A judge who ruled against the UK over the Chagos Islands has also called for Britain to pay more than £18 trillion in slavery reparations.
Jamaican judge Patrick Robinson, who previously served on the International Court of Justice (ICJ), was among those who ruled in 2019 that the UK should transfer the islands to Mauritius "as rapidly as possible." This ruling has since been a key argument for Britain’s ongoing negotiations to hand over the Chagos Islands to Mauritius in a multi-billion-pound, 99-year agreement.
The deal, pushed forward by Prime Minister Sir Keir Starmer and Attorney General Lord Hermer after taking office last year, has faced criticism from Conservative figures and some of Donald Trump’s allies.
Robinson, one of the judges involved in the Chagos ruling, is also a vocal advocate for Britain paying reparations to African and Caribbean nations for slavery. He co-authored a 2023 UN report estimating the UK’s reparations obligation at more than £18 trillion. At the time, he stated that this figure was an “underestimation” of the impact of Britain’s involvement in the transatlantic slave trade.
“Once a state has committed a wrongful act, it’s obliged to pay reparations,” Robinson told the BBC.
Calls for Historical Accountability
The UN report, which Robinson helped compile alongside economists, historians, and legal experts, calculated that 31 former slaveholding nations collectively owed £87.1 trillion in reparations, with the UK’s share amounting to £18.8 trillion—more than seven years’ worth of Britain’s total GDP.
During the report’s launch at the London Mayor’s office, Robinson argued that reparations were essential to "complete the process of emancipation." London Mayor Sadiq Khan echoed these sentiments, stating that Britain's involvement in slavery was a "depraved experiment" and that its scale should not be denied or downplayed.
The Chagos Islands Dispute
Lawyers representing Mauritius and other nations in the ICJ case argued that transferring the Chagos Islands to Mauritius was part of a necessary “decolonisation” process. The court accepted this argument, ruling in favor of the transfer.

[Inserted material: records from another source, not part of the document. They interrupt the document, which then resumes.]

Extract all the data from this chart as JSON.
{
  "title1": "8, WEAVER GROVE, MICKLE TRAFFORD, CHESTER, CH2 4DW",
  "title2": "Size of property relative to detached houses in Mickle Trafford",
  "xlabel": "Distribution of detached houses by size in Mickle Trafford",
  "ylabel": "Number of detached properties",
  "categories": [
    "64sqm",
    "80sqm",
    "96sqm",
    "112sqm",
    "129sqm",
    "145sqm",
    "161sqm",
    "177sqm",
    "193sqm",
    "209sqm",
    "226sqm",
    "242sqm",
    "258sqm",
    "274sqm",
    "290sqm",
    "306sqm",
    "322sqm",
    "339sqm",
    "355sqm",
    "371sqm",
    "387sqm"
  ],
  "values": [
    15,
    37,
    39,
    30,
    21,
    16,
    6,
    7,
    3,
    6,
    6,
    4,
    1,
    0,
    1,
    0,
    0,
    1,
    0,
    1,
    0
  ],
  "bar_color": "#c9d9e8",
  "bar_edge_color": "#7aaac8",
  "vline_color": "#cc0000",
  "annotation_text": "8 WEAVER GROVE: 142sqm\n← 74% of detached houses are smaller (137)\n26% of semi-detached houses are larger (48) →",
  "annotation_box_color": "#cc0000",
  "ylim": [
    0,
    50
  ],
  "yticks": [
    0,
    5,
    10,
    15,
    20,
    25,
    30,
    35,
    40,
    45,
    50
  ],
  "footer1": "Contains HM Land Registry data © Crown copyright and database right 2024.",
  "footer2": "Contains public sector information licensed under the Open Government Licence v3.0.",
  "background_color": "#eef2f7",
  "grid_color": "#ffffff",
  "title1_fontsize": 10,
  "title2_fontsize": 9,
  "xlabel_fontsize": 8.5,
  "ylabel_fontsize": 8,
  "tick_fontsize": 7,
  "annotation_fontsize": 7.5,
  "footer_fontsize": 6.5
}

The Telegraph previously reported that one of the judges in the ICJ ruling against the UK was a former Chinese foreign ministry official who had also sided with Russia in a separate ruling related to the Ukraine war.

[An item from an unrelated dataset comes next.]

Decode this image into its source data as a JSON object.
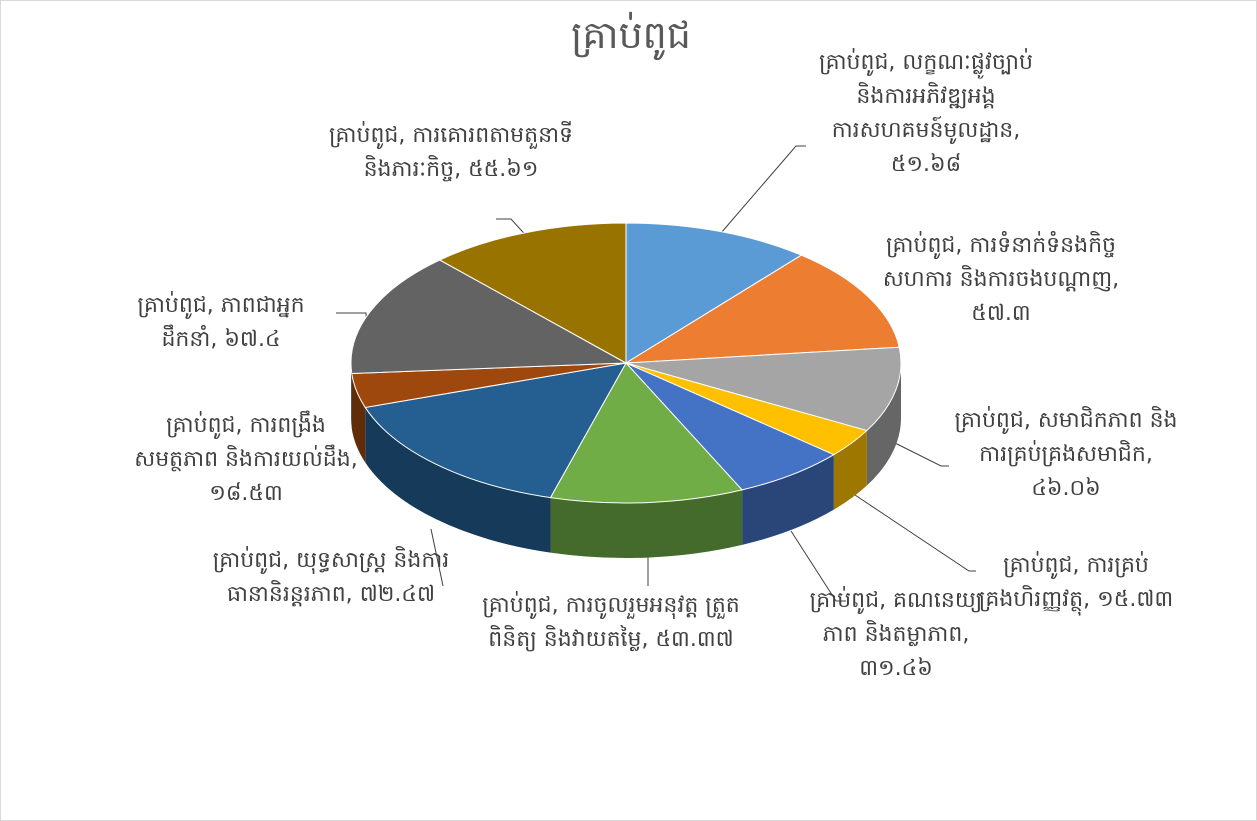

Critics of the ruling argue that the Chagos Islands—home to a strategically significant British-American military base—were never part of Mauritius. While both territories were once under British rule, only Mauritius was granted independence in 1968. The UK later removed native Chagossians to accommodate the Diego Garcia military base, with many descendants of those displaced now living in Britain.
The UK has historically resisted Mauritius’s legal challenges over the islands, maintaining that the issue should be resolved between the two countries rather than through international courts. However, the involvement of the UN and ICJ has raised concerns that Britain could be in breach of international law if it refuses to transfer the territory.
Earlier this month, Downing Street warned that failing to hand over the islands—at a cost of billions to taxpayers—could disrupt the electromagnetic spectrum used at the Diego Garcia base. However, a government minister later clarified that the worst potential consequence would be "arbitration" by the UN’s International Telecommunication Union.
Shadow Justice Secretary Robert Jenrick criticized the ICJ ruling, stating, “The court had judges appointed by Putin and Xi, and now we learn that one is pursuing vexatious reparations claims against the UK.”
He added, “The court’s judgment isn’t binding. If Starmer had a backbone, he’d ignore it. Every day, we learn something new that makes this deal even more ridiculous. This cowardly surrender must end.”